Migration and Asylum
Human mobility has steadily shrunken in the Euro-Mediterranean region over the past three years. So has the ability for CSOs in the region to promote and protect the human rights of migrants and refugees. From this perspective, the Covid-19 pandemic has all but strengthened an already existing trend towards blocking trans-border mobility, reducing access to asylum and protection for migrants and refugees, and increasing the use of forced returns and pushbacks across international borders.
With the proposal of its “Migration Pact” in 2020, the EU confirmed its perception of migration as a threat to its internal stability. In consequence, EU policy instruments and budgets focus, on one hand, on protecting EU borders and on the other hand, on developing collaboration with third countries both on migrant readmission and on controlling their own borders. EuroMed Rights’ political goal is that migration and asylum rights are reinforced in the Euro- Mediterranean. Read more on this political goal.
- Dedicated webpage: On the move – latest migration news
- The global impact of the EU pact on Migration and Asylum (May 2021)

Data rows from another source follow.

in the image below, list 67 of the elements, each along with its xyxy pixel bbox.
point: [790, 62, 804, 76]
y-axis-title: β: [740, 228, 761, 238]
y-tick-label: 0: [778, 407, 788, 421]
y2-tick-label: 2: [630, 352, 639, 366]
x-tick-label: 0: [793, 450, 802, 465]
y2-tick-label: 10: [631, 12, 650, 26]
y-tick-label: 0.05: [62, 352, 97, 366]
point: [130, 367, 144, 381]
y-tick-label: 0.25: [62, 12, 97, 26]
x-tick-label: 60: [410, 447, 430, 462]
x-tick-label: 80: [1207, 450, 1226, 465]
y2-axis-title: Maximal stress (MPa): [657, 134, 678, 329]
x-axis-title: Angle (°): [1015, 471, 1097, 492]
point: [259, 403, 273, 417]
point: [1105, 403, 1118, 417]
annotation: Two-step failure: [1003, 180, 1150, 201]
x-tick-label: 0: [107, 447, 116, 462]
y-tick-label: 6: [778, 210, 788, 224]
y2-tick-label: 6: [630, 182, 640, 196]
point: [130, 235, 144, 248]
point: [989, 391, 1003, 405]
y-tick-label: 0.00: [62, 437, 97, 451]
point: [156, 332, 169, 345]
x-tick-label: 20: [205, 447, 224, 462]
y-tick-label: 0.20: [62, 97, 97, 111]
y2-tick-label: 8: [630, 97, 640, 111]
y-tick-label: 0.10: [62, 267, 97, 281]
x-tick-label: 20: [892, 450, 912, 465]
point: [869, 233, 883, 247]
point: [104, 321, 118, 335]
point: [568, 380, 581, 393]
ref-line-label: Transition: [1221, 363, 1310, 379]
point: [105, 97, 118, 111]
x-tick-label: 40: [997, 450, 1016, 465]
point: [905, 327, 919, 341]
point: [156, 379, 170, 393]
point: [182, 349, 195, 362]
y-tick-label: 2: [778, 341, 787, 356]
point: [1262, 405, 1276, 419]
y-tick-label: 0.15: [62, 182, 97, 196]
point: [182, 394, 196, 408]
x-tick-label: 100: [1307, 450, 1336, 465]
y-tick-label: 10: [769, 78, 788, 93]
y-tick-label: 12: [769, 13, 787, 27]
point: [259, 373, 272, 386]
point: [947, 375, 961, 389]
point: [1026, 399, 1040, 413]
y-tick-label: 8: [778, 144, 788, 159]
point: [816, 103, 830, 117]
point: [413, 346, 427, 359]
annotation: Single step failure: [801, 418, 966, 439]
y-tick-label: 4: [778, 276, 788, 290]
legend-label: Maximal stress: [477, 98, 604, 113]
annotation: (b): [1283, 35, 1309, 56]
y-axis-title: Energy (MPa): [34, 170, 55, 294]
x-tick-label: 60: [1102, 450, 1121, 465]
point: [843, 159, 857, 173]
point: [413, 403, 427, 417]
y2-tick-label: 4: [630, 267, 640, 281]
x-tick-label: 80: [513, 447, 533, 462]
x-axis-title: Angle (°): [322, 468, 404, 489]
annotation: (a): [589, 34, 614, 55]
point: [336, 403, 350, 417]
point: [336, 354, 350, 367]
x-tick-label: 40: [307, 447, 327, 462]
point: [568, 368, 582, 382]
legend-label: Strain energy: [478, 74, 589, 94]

- The external dimension of the EU Pact on Migration and Asylum (January 2021)
- With the forgotten migrants of the Canary Islands (December 2020 photoreportage)
- How the EU Pact on Migration disadvantages both Italy and asylum seekers (2020 simulation)
- EU Pact on Migration, a “fresh start” for human rights violations (2020 report)
In 2021, EuroMed Rights pursued its remote work with members of the Migration and Asylum Working Group despite difficulties related to the COVID-19 pandemic. The Working Group collaborated on documentation, monitoring, networking, capacity-building and advocacy.
On advocacy, in April 2021 EuroMed Rights was invited by Renew Europe – a European Parliament political group whose position on Migration and Asylum does not always align with EuroMed Rights – to take part in the 7th shadow meeting on the Amended proposal for a Regulation establishing a common procedure for international protection in the Union. EuroMed Rights used this opportunity to present recommendations to key actors on an important legislative aspect of the EU Pact on Migration and Asylum. In the same vein, in March and June representatives of the Spanish and Belgian parliaments held online meetings with EuroMed Rights and its Spanish and Belgian members respectively, to listen to our recommendations on the EU Pact.
EuroMed Rights and its members have advocated tirelessly with the EU and its member states to include an impact assessment to enhance the protection of migrant and refugee rights in the EU Pact. Absent the inclusion of such an impact assessment by the European Commission, in May EuroMed Rights published a report showing a simulation of the impact that the EU Pact would have on first-arrival countries such as Italy, Spain and Greece. On 12 August, the European Parliament published its Horizontal Substitute Impact Assessment of the European Commission’s New Pact on Migration and Asylum, citing several passages of EuroMed Rights’ report. The European Parliament’s impact assessment came to the same conclusions as EuroMed Rights’ analysis in terms of human rights violations, reduced access to rights, guarantees and access to asylum for migrants and refugees.
EuroMed Rights also brought its communication work on migration to a new level. Key European and Middle Eastern media requested interviews with EuroMed Rights as an expert source. Around 30 interviews were given in 2021, many of them live, covering the full range of media platforms (radio, TV, newspapers). The interviews enabled EuroMed Rights to enter the voices and positions of civil society organisations into the public debate, thus providing a human-rights based narrative on migration and asylum.
The Migration and Asylum Working Group brings together over 20 experts from 17 countries in the Euro-Mediterranean region. It is the resource hub for implementing as well as providing strategic, technical and professional input to the programme. By connecting civil society organisations across the Mediterranean, the Working Group contributes to amplify their voices with decision-makers and media.